7- Qui íªtes-vous, Polly Maggoo? (1966)
This film is an anomaly on many levels. Written and directed by an expat American documentary photographer who had never made a feature film before (William Klein) in France with a French cast (with the exception of one American actor putting on a terrible accent!), it mixes up drama, satire, reportage, animation and Brechtian asides to the camera, attacking the fashion industry whilst carefully styling the film so every frame looks gorgeous (I wager that on any given week, a 60s club night somewhere round the world is using a still from this film on their flyers). The lead character is a self-absorbed free spirit simultaneously attracted and repulsed by the consumer society she’s trapped in.
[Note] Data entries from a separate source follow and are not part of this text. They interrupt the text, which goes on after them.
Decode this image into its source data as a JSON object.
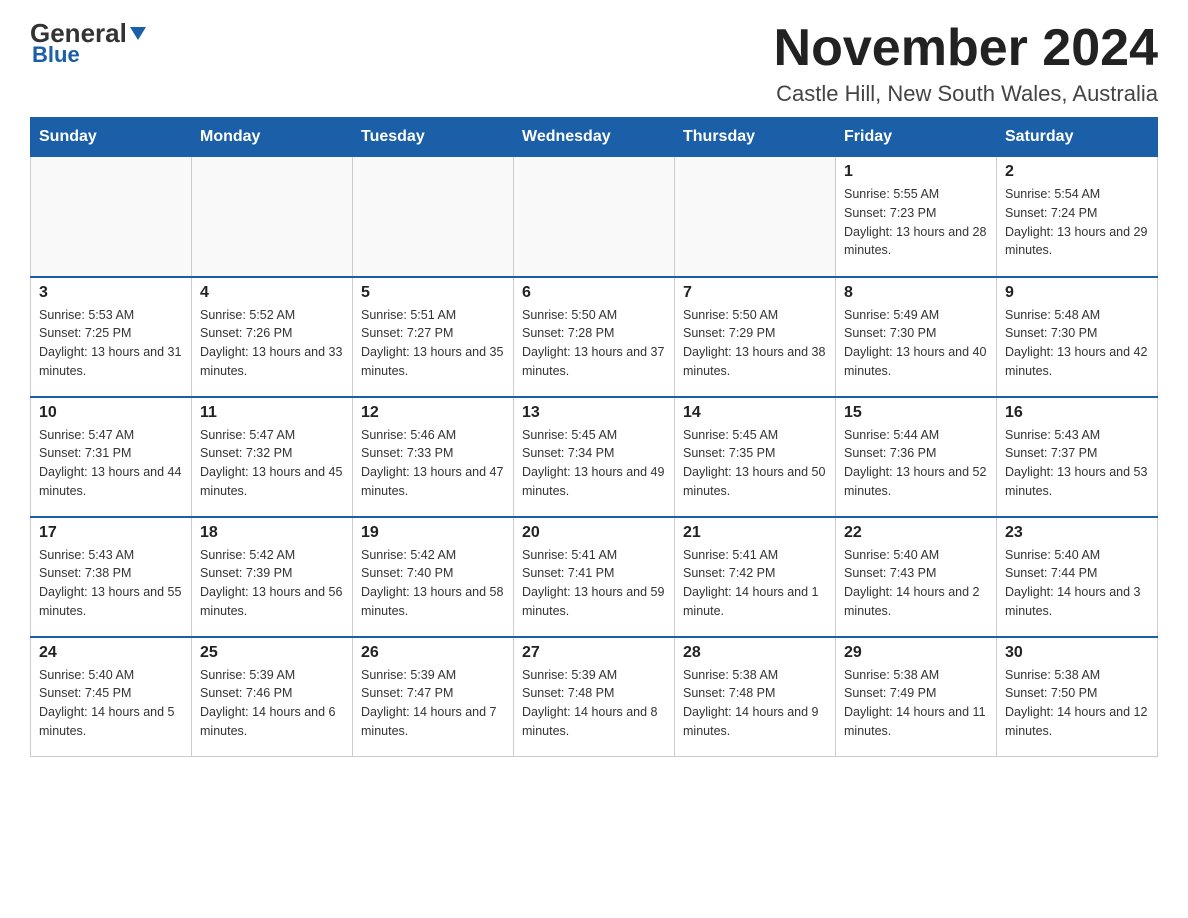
{
  "header": {
    "logo_general": "General",
    "logo_blue": "Blue",
    "main_title": "November 2024",
    "subtitle": "Castle Hill, New South Wales, Australia"
  },
  "calendar": {
    "days_of_week": [
      "Sunday",
      "Monday",
      "Tuesday",
      "Wednesday",
      "Thursday",
      "Friday",
      "Saturday"
    ],
    "weeks": [
      [
        {
          "day": "",
          "info": ""
        },
        {
          "day": "",
          "info": ""
        },
        {
          "day": "",
          "info": ""
        },
        {
          "day": "",
          "info": ""
        },
        {
          "day": "",
          "info": ""
        },
        {
          "day": "1",
          "info": "Sunrise: 5:55 AM\nSunset: 7:23 PM\nDaylight: 13 hours and 28 minutes."
        },
        {
          "day": "2",
          "info": "Sunrise: 5:54 AM\nSunset: 7:24 PM\nDaylight: 13 hours and 29 minutes."
        }
      ],
      [
        {
          "day": "3",
          "info": "Sunrise: 5:53 AM\nSunset: 7:25 PM\nDaylight: 13 hours and 31 minutes."
        },
        {
          "day": "4",
          "info": "Sunrise: 5:52 AM\nSunset: 7:26 PM\nDaylight: 13 hours and 33 minutes."
        },
        {
          "day": "5",
          "info": "Sunrise: 5:51 AM\nSunset: 7:27 PM\nDaylight: 13 hours and 35 minutes."
        },
        {
          "day": "6",
          "info": "Sunrise: 5:50 AM\nSunset: 7:28 PM\nDaylight: 13 hours and 37 minutes."
        },
        {
          "day": "7",
          "info": "Sunrise: 5:50 AM\nSunset: 7:29 PM\nDaylight: 13 hours and 38 minutes."
        },
        {
          "day": "8",
          "info": "Sunrise: 5:49 AM\nSunset: 7:30 PM\nDaylight: 13 hours and 40 minutes."
        },
        {
          "day": "9",
          "info": "Sunrise: 5:48 AM\nSunset: 7:30 PM\nDaylight: 13 hours and 42 minutes."
        }
      ],
      [
        {
          "day": "10",
          "info": "Sunrise: 5:47 AM\nSunset: 7:31 PM\nDaylight: 13 hours and 44 minutes."
        },
        {
          "day": "11",
          "info": "Sunrise: 5:47 AM\nSunset: 7:32 PM\nDaylight: 13 hours and 45 minutes."
        },
        {
          "day": "12",
          "info": "Sunrise: 5:46 AM\nSunset: 7:33 PM\nDaylight: 13 hours and 47 minutes."
        },
        {
          "day": "13",
          "info": "Sunrise: 5:45 AM\nSunset: 7:34 PM\nDaylight: 13 hours and 49 minutes."
        },
        {
          "day": "14",
          "info": "Sunrise: 5:45 AM\nSunset: 7:35 PM\nDaylight: 13 hours and 50 minutes."
        },
        {
          "day": "15",
          "info": "Sunrise: 5:44 AM\nSunset: 7:36 PM\nDaylight: 13 hours and 52 minutes."
        },
        {
          "day": "16",
          "info": "Sunrise: 5:43 AM\nSunset: 7:37 PM\nDaylight: 13 hours and 53 minutes."
        }
      ],
      [
        {
          "day": "17",
          "info": "Sunrise: 5:43 AM\nSunset: 7:38 PM\nDaylight: 13 hours and 55 minutes."
        },
        {
          "day": "18",
          "info": "Sunrise: 5:42 AM\nSunset: 7:39 PM\nDaylight: 13 hours and 56 minutes."
        },
        {
          "day": "19",
          "info": "Sunrise: 5:42 AM\nSunset: 7:40 PM\nDaylight: 13 hours and 58 minutes."
        },
        {
          "day": "20",
          "info": "Sunrise: 5:41 AM\nSunset: 7:41 PM\nDaylight: 13 hours and 59 minutes."
        },
        {
          "day": "21",
          "info": "Sunrise: 5:41 AM\nSunset: 7:42 PM\nDaylight: 14 hours and 1 minute."
        },
        {
          "day": "22",
          "info": "Sunrise: 5:40 AM\nSunset: 7:43 PM\nDaylight: 14 hours and 2 minutes."
        },
        {
          "day": "23",
          "info": "Sunrise: 5:40 AM\nSunset: 7:44 PM\nDaylight: 14 hours and 3 minutes."
        }
      ],
      [
        {
          "day": "24",
          "info": "Sunrise: 5:40 AM\nSunset: 7:45 PM\nDaylight: 14 hours and 5 minutes."
        },
        {
          "day": "25",
          "info": "Sunrise: 5:39 AM\nSunset: 7:46 PM\nDaylight: 14 hours and 6 minutes."
        },
        {
          "day": "26",
          "info": "Sunrise: 5:39 AM\nSunset: 7:47 PM\nDaylight: 14 hours and 7 minutes."
        },
        {
          "day": "27",
          "info": "Sunrise: 5:39 AM\nSunset: 7:48 PM\nDaylight: 14 hours and 8 minutes."
        },
        {
          "day": "28",
          "info": "Sunrise: 5:38 AM\nSunset: 7:48 PM\nDaylight: 14 hours and 9 minutes."
        },
        {
          "day": "29",
          "info": "Sunrise: 5:38 AM\nSunset: 7:49 PM\nDaylight: 14 hours and 11 minutes."
        },
        {
          "day": "30",
          "info": "Sunrise: 5:38 AM\nSunset: 7:50 PM\nDaylight: 14 hours and 12 minutes."
        }
      ]
    ]
  }
}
The question of who Polly Maggoo really is never gets answered, but the quest to find out is a fantastical and enormously entertaining one.

8- Every Day Except Christmas (1957)
On paper this sounds like a pretty boring premise – a documentary about a day in the life of Covent Garden fruit & veg market, but it completely sucks you into the world it captures. It’s a gripping social narrative about a place and people that have more or less disappeared entirely. The combination of the editing seamlessly matched to the rhythm of the working day, the amazing black & white cinematography and the mellifluous Welsh voiceover give it an almost trance-like, hypnotic quality. This was one of the key works of the ‘free cinema’ movement and director Lindsay Anderson went onto greater notoriety and acclaim with his feature films If, This Sporting Life and O Lucky Man.

9- Fear Eats the Soul (1974)
It’s hard to pick one Rainer Werner Fassbinder film – another auteur who left behind an amazing cinematic legacy. This one is possibly the pinnacle of his achievements – his generally cynical view of human motivations is tempered with a gently heartbreaking inter-racial love story. A homage to Douglas Sirk’s All That Heaven Allows re-told through the experiences of first generation immigrants in 70s Germany. The central protagonists are the instantly likeable but complex Ali and Emmi, and you’re practically willing for things to work out for them against terrible odds.

10- Deep End (1971)
I realised whilst compiling this list that a lot of my favourite films feature London seen from an unusual perspective, and this is another one – refracted through the strange and wonderful lens of Polish director Jerzy Skolimowski. It ostensibly concerns the experiences of a teenage boy working at a Public Baths in North London. At some points it verges on turning into a Carry On-style sex farce with his seduction by Diana Dors and pining after Jane Asher (her second great role after her turn as a naive schoolgirl in Alfie), but then veers off into weirder territory, taking in grimy scenes of pre-gentrification Soho menace, teacher’s dancing in a nightclub to a pulsating ‘Mother Sky’ by Can (!), and even a cameo by Burt Kwouk (Cato from the Pink Panther films) as a hot-dog salesman. The whole thing could easily be an overly quirky unwatchable mess, but somehow Skolimowski brings together the disparate threads to construct a rounded and satisfying work that is more than the sum of its parts. There’s a heavy dose of JD Salinger to the central plot, if Holden Caulfield had been growing up in 70s Kentish Town listening to krautrock.